Que dit, en substance, le philosophe Daniel Colson à l’historien marocain Abdallah Laroui qui cherche, dans Islam et histoire, à moderniser la culture musulmane ? Que l’épistémologie, dont il se sert, est encore trop proche du projet rationaliste des Lumières, en somme qu’elle est encore trop moderne et pas assez postmoderne. Pour Colson, il faut que l’histoire prenne le pas sur l’Histoire, afin que le temps cyclique et autotélique des textes sacrés et des fétiches du Grand Récit des Lumières perde de son aura. Comment cela ? Comment, en somme, Colson peut (tout au moins théoriquement) aider Laroui à faire de l’Islam un projet humain, sans l’appui d’un Etat démocratique moderne pour le favoriser ?
Dans Islam et Histoire, Abdallah Laroui réalise une critique herméneutique de l’exégèse musulmane, soit une critique des courants littéralistes et traditionnalistes de l’Islam. Selon l’écrivain marocain, ces courants de l’Islam assimilent le fiqh (soit la jurisprudence musulmane et ses nombreuses écoles) au hadîth, qui est le texte coranique proprement dit : les courants musulmans traditionnalistes réduisent donc l’Histoire à répéter à la lettre l’origine du monde islamique, sans un regard sur ce que celle-ci et les hommes, qui l’ont composée, ont pu devenir après la mort du Prophète. Ici, l’Histoire, qui est celle du Coran, réduit l’histoire, ou la multitude des hommes, en un temps cyclique : le cercle est chtonien, vertueux ou vicieux, selon le point de vue où vous vous situez sur la carte du monde. On en revient donc au mythe de l’éternel retour envisagé par Mircea Eliade.

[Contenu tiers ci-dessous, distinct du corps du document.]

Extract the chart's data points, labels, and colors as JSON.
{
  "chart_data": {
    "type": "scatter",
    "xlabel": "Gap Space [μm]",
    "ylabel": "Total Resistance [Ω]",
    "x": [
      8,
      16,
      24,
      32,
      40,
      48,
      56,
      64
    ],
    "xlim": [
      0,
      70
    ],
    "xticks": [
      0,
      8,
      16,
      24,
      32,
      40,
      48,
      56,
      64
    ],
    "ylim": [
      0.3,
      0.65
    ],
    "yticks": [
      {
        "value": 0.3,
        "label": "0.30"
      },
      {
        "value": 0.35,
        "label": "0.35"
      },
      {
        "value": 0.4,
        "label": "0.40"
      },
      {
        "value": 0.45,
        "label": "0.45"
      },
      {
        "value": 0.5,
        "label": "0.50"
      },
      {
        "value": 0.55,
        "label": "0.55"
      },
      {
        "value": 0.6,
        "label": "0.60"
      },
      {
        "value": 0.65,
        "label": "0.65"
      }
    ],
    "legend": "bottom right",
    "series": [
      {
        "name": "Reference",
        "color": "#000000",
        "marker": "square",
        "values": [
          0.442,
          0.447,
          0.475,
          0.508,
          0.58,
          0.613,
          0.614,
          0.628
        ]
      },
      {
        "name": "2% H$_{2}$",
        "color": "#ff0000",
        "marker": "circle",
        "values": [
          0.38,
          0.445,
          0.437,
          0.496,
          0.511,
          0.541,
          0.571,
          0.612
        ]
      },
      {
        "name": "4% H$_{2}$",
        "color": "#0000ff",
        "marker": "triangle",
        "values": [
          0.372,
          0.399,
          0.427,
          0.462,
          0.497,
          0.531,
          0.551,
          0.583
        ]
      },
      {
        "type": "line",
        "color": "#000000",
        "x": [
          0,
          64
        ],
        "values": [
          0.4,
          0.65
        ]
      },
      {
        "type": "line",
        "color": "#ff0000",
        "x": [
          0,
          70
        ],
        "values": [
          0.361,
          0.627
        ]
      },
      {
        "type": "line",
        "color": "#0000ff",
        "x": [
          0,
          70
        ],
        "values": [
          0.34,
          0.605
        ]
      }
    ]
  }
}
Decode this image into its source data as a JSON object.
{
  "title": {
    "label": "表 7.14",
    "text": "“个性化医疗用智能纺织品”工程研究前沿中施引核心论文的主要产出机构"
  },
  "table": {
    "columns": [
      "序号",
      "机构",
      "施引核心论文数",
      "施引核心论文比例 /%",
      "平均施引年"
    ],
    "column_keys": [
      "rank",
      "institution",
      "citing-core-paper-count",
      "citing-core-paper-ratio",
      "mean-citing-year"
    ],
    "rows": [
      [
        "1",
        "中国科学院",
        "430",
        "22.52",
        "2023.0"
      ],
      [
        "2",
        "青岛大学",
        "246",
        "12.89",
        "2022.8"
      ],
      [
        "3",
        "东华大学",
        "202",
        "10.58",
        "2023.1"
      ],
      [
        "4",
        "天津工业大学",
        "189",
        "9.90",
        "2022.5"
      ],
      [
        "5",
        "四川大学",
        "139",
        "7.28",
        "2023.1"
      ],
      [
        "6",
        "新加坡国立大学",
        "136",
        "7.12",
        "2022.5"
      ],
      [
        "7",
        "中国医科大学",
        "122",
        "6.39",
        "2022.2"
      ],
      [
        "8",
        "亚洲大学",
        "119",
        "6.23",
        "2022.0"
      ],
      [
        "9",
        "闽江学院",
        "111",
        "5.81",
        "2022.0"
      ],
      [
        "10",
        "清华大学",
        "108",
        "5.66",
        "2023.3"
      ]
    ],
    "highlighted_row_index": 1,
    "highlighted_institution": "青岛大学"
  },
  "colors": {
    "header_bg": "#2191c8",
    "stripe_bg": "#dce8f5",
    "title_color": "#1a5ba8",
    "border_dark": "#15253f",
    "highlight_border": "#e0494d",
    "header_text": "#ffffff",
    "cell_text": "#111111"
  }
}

Dans Trois essais de philosophie anarchiste, Daniel Colson fait donc sienne la critique épistémologique de Laroui, qu’il étudie avec une grande finesse, mais il considère, dans le même temps, que son herméneutique en demeure à une lecture rationnelle et positive de l’Histoire, celle justement de la philosophie des Lumières : Laroui, introduisant un moyen terme (wâsita) entre fiqh et hadîth, aurait pu, selon Daniel Colson, se servir de la tradition mystique arabo-persane, afin que l’histoire devienne, pour une fois, la maîtresse de l’Histoire et, ainsi, créer la carte du monde correspondant à son territoire ; ce que, selon le philosophe anarchiste, l’éminent historien marocain a, lui-même, été tenté de faire : « On a vu comment Laroui, écrit ainsi Daniel Colson dans le premier de ses Trois essais de philosophie anarchiste, arrivé presque au terme de son livre, pouvait opposer à la vérité officielle de l’Islam littéraliste, une vérité ou une réalité liée à l’expérience vécue, l’expérience des mystiques qui, sur le terrain de l’histoire, revêtirait la forme d’une « réalité vécue », d’un « récit », d’une « résurrection » ou d’une « revie » (ihyâ) (pp. 129-130). Cette ouverture finale est importante car, en introduisant la mystique islamique dans sa démonstration et surtout, avec elle, l’expérience et le récit, Laroui renonce à disjoindre subjectivité et objectivité. » [3]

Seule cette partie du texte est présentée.